Determination of the absence of mammary pathology was performed according to patient age, with the following American Cancer Society (ACS) guidelines for detection of early breast cancer [22]: a) In women < 40 years of age, a clinical examination was conducted exclusively; in the case of requiring further evaluation, the patient was discarded as a control and excluded from the study, and b) in women aged > 40 years, we carried out a clinical examination as well as a mammographic study and breast ultrasound (US) to determine mammary pathology. In the case of obtaining an abnormal result or requiring further examination, the patient was discarded as a control.

The study was evaluated and approved by the Scientific and Ethical Committee of the Instituto Nacional de Cancerología de México, and all patients who were evaluated provided informed consent for radiographic studies, the taking of blood samples, and evaluation of genetic material. This study was performed in collaboration and with the technical and methodological support of the American Red Cross in Nedham Massachusetts, USA.

HLA typing

Genomic DNA was obtained from peripheral blood leukocytes and extracted by standard techniques [23, 24].

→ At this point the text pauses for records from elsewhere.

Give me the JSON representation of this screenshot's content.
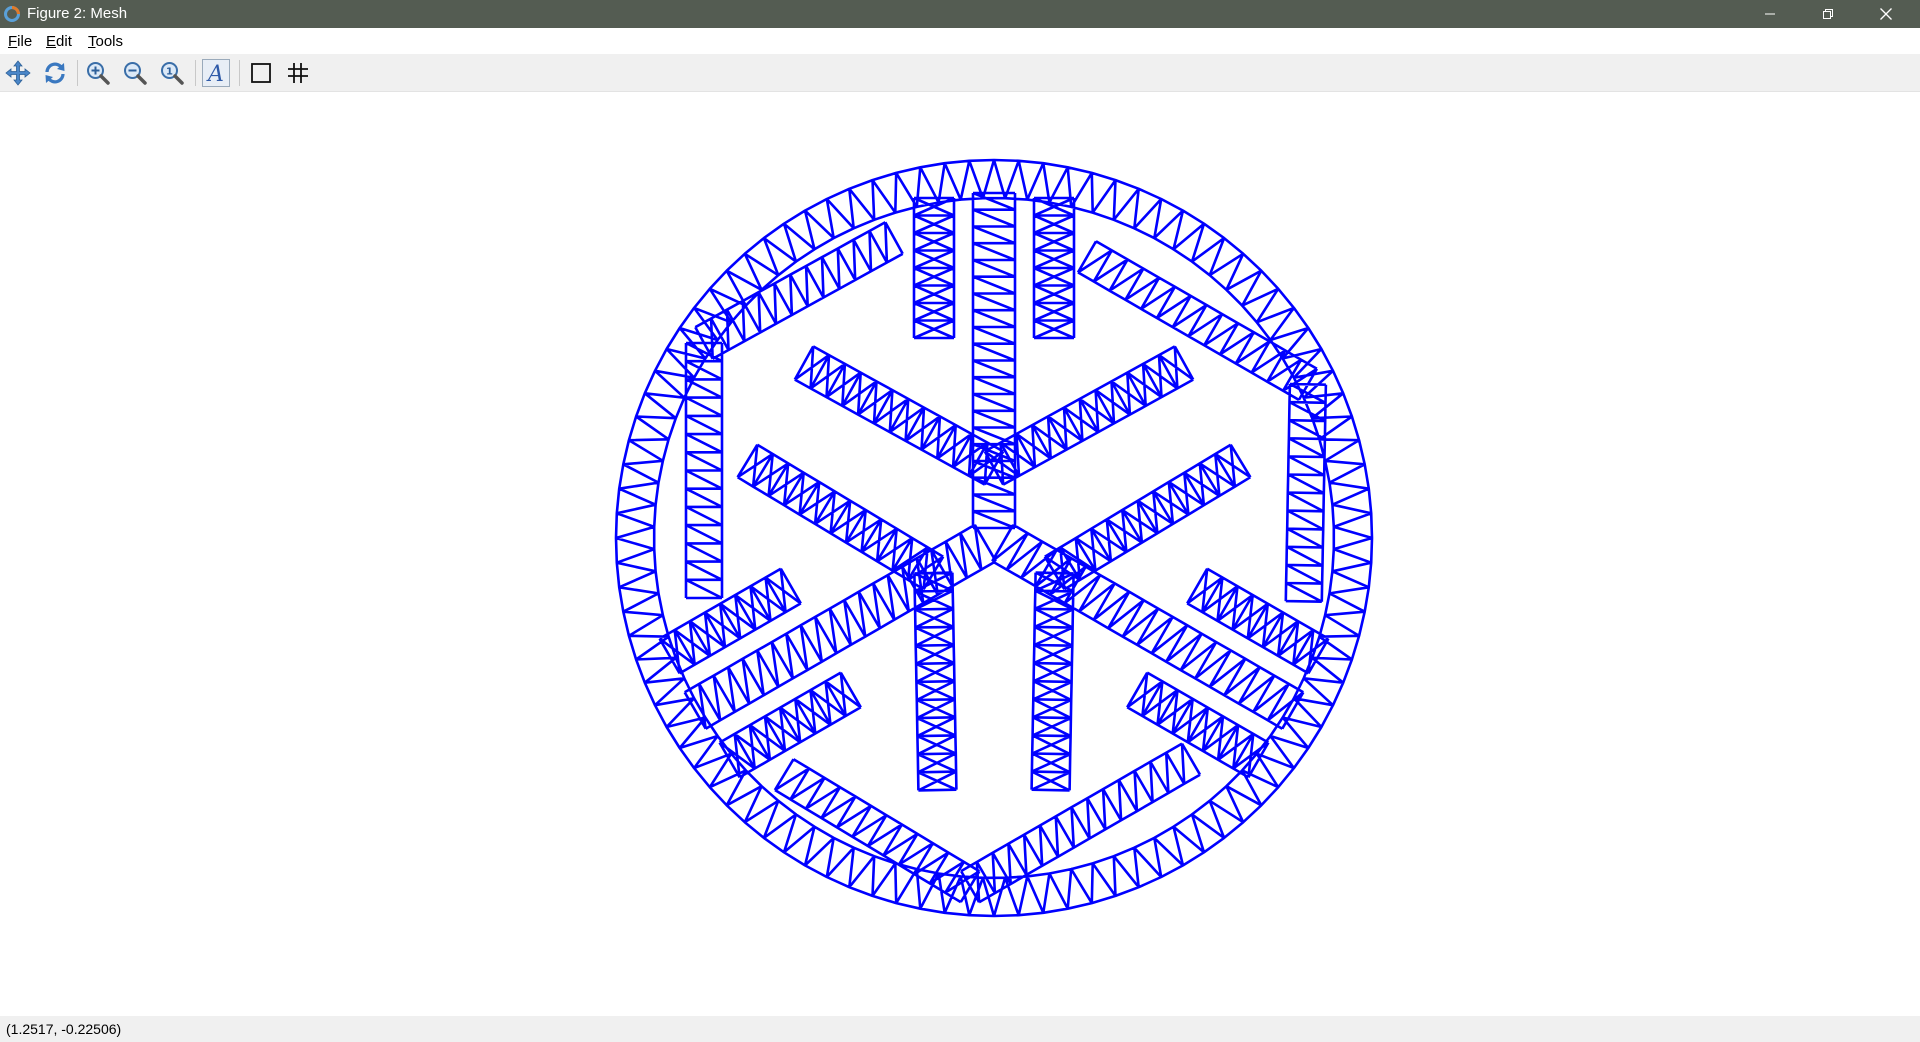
{
  "window": {
    "title": "Figure 2: Mesh"
  },
  "menu": {
    "file": {
      "mnemonic": "F",
      "rest": "ile"
    },
    "edit": {
      "mnemonic": "E",
      "rest": "dit"
    },
    "tools": {
      "mnemonic": "T",
      "rest": "ools"
    }
  },
  "toolbar": {
    "buttons": [
      "pan-icon",
      "rotate-icon",
      "zoom-in-icon",
      "zoom-out-icon",
      "zoom-reset-icon",
      "text-icon",
      "axes-box-icon",
      "grid-icon"
    ]
  },
  "status": {
    "coordinates": "(1.2517, -0.22506)"
  },
  "plot": {
    "mesh_color": "#0000ff",
    "background": "#ffffff"
  }
}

Amplification of genomic DNA

HLA-DQA1 and – DQB1 typing were amplified by PCR and hybridized to sequence specific oligonucleotide probes. Primers used for HLA-DQ amplification included DQAAMP-A,-B, DQBAMP-A, and -B. These were synthesized in a DNA-SM automated synthesizer (Beckman, Palo Alto, CA, USA). These typing techniques were approved by the 12th International Histocompatibility Workshop.

Dot blot hybridization

Five percent of the amplified DNA was denatured in 0.4 mol/L NaOH for 10 min, neutralized in 1 mol/L of ammonium acetate, and transferred to a Hybond-N membrane (Amersham, Bucks, UK). The filters were prehybridized at 42°C for 30 min in a solution containing 6× SSPE (30× SSPE: 4.5 mol/L NaCl, 0.3 mol/L NaH2PO4, 30 mmol/L EDTA, pH = 7.4), 5× Denhard solution (2% bovine serum albumin, 2% polyvinylpyrrolidone 40, 2% Ficoll 400), 0.1% Lauryl-sarcosine, and 0.02% SDS. Then, the oligonucleotide probes labeled with Digoxygenin dideoxy- Uridine-Triphosphate (Dig-11-ddUTP) were added and hybridized at 42°C for 3 h. The filters were washed twice in 2× SSPE, 0.1% SDS at room temperature for 10 min, once in TMAC solution [50 mmol/L Tris-HCl (pH = 8.0), 3 mol/L tetramethylammonium chloride, 2 mmol/L EDTA, 0.1% SDS] at room temperature for 10 min, and twice at 60°C for 10 min. Dots were revealed using the Dig Nucleic Acid Detection Kit (Boehringer Mannheim Biochemical, Mannheim, Germany).

Statistical analysis

HLA-A, HLA-B, HLA-C, allele and haplotype frequencies were estimated using the Arlequin program version 2.000 [25]. Significance of two-locus linkage disequilibrium (LD) was determined using Popgene program version 1.31 [26]. Odds ratio (OR) was calculated as per Haldane modified Woolf's formula [27]. OR = [(a + 0.5) (d + 0.5)/(b + 0.5) (c + 0.5)] where, a and b are the number of patients and controls positive for a given allele respectively, while c and d represent the number of patients and controls negative for the allele, respectively. The corrected P value was calculated using Bonferroni's inequality method [28] as, P corrected = 1- (1-p)n, where n = number of comparisons.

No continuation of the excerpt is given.